Install

Get the latest updates as we post them — right on your browser

. Last Updated: 07/27/2016

53 Crushed in Minsk Metro Stampede




MINSK, Belarus -- As Russian pop group Mango Mango played its closing number at a festival, the heavens opened over the Belarussian capital and lightning struck.


Within minutes, dozens of young people were dead and many more injured, crushed in an underpass to a metro station as they sought shelter from the storm Sunday evening.


Minsk Mayor Vladimir Yermoshin said Monday that 53 people died and about 150 were injured. He said 78 were hospitalized, with seven in critical condition and 32 in intensive care.


Most of the dead were teenage girls, some wearing high heels, who slipped on the wet steps into the underpass and were trampled to death or suffocated, Interior Minister Yury Sivakov said. Three policemen also were killed in the crush.


"About 300 people were lying here - one layer, another one," a policeman told a visibly shocked President Alexander Lukashenko during a televised visit to the scene. "We were carrying out the first layer of people and they were still alive. In the second one were the dead and injured."


At least 2,500 teenagers were crowded onto a lawn outside Minsk's Sports Palace - though some witnesses said the crowd was closer to 10,000.


Many were attracted by the colorful leaflets, posters and newspaper ads that had promised free glasses of beer, gym bags, television sets and other prizes to people who could collect the biggest number of Magna cigarette box tops and bring them to the Sports Palace.


The marathon party was organized by the Class Club Just Kraft company, a firm specializing in putting on shows. It started at noon Sunday and was supposed to go on for hours after the hot sun had set, with a rock concert on a grassy area outside the stadium.


As the concert got under way, teen-agers were dancing and drinking in front of the platform that had been built for the bands.


Then the rain started, and the hail, and hundreds of young people made a run for the nearby Nemiga metro station.


But somebody stumbled and fell on the rain-slickened cement of the underground passage - police said teen-age girls in high-heels were the first to fall - and others followed. The crowd kept surging in, running over those who had fallen.


"There was such a huge crowd. I was carried away by it when it rushed to the underpass,'' said Vitaly Milentyev, 19. "I was lucky. I managed to get out of the crowd literally by going between the legs of other people.''


Belarussian television showed distraught relatives at a hospital shouting names of loved ones to a policeman. Others anxiously scanned pictures of the dead pinned up at a local morgue.


Mourners poured into the underground passage Monday, laying carnations, forget-me-nots and lilacs along the steps and concrete floor where the teen-agers had died. Television and radio stations broadcast only news and classical music.


Lukashenko declared two days of national mourning. The first funerals will be held on Tuesday.


"It's a frightening tragedy," Lukashenko said. "For Belarus it is something unreal. It is a great regret mainly girls died."

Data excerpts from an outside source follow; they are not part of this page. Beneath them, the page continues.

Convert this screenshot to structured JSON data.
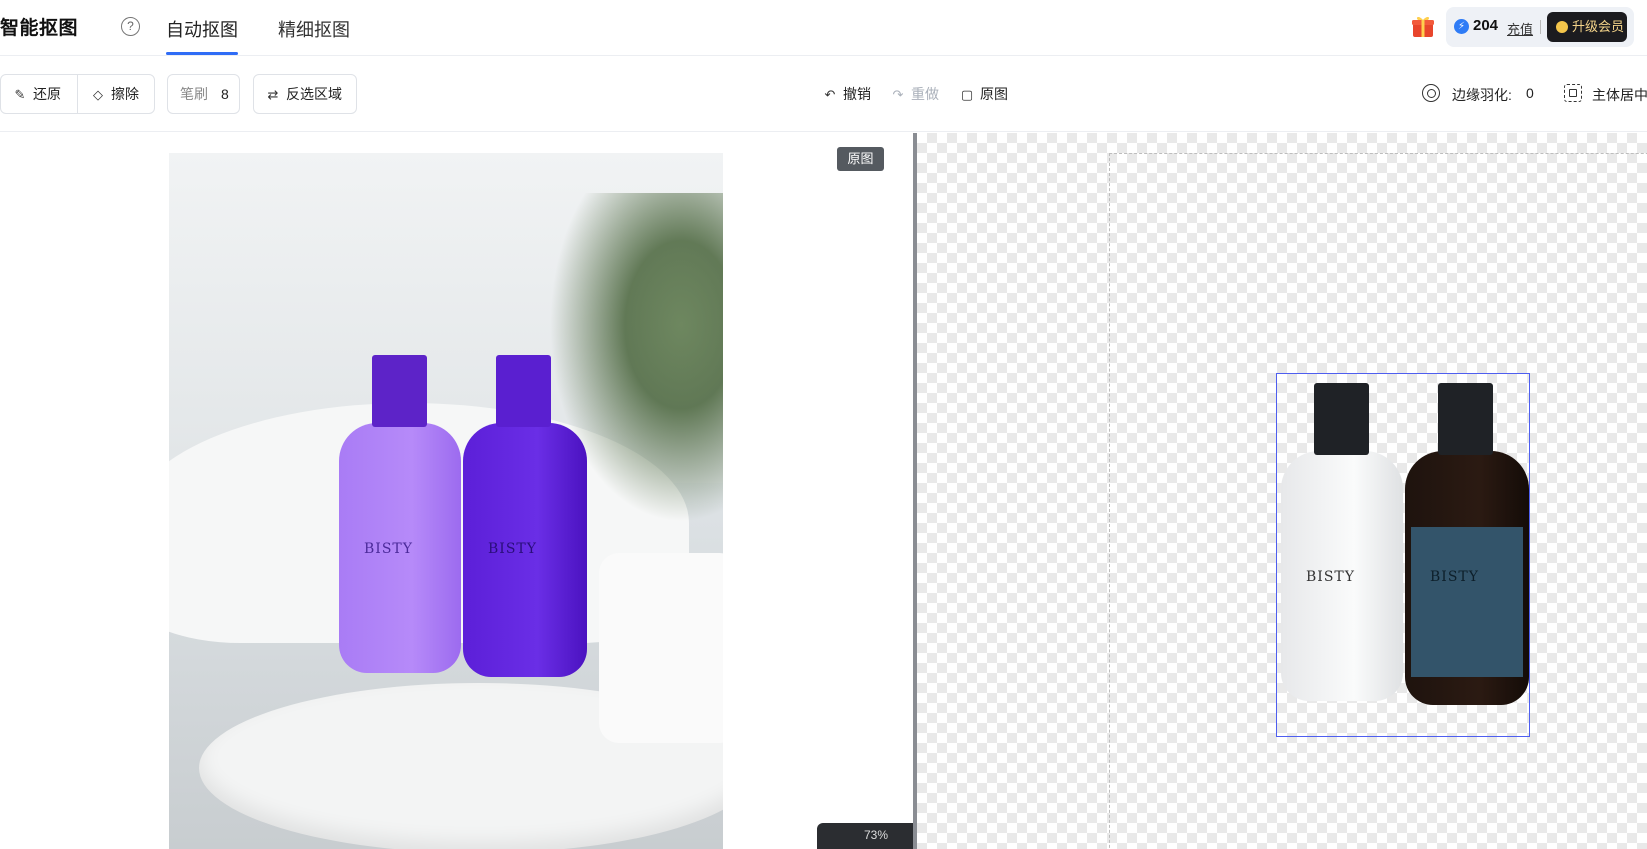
{
  "header": {
    "app_title": "智能抠图",
    "help_symbol": "?",
    "tabs": [
      {
        "label": "自动抠图",
        "active": true
      },
      {
        "label": "精细抠图",
        "active": false
      }
    ],
    "credits": {
      "count": "204",
      "recharge_label": "充值"
    },
    "upgrade_label": "升级会员",
    "accent_color": "#2f6cf6"
  },
  "toolbar": {
    "restore_label": "还原",
    "erase_label": "擦除",
    "brush_label": "笔刷",
    "brush_size": "8",
    "invert_label": "反选区域",
    "undo_label": "撤销",
    "redo_label": "重做",
    "original_label": "原图",
    "feather_label": "边缘羽化:",
    "feather_value": "0",
    "center_label": "主体居中"
  },
  "canvas": {
    "original_badge": "原图",
    "product_brand": "BISTY",
    "zoom_level": "73%"
  }
}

"In this situation doing anything to avert the tragedy was practically impossible," Sivakov said. He said many in the crowd were drunk and few were carrying identification documents. Officials said they believed many were from outlying towns.


Lukashenko, who ordered a special commission under Prime Minister Sergei Ling to visit the scene and hospitals where victims were being treated, said the tragedy was unavoidable.


"They did everything they could - the police boys who tried to stop the flow died," he said, requesting the tragedy not be made into a political issue. "Usually it [an accident] can be explained by something, here it is impossible to explain."


But one of the opposition groups that frequently protests against what they say are human and civil rights violations by Lukashenko's government was quick to criticize the authorities.


"How could city authorities that use battalions of police to disperse democratic rallies allow this stampede at Nemiga [metro station]?" the Belarus Youth Front said in a statement.


A city spokesman said 100 million rubles ($400 at the official exchange rate) would be given to each of the families of the dead and 30 million rubles to those of the injured. Coffins would be provided free. Witnesses who arrived at the scene soon after the disaster said police acted fast to send survivors to hospitals and piled dead bodies in buses. Pictures showed some stacked in a truck.


Within two hours, the underground passage was emptied and washed clean, with no traces of the stampede remaining.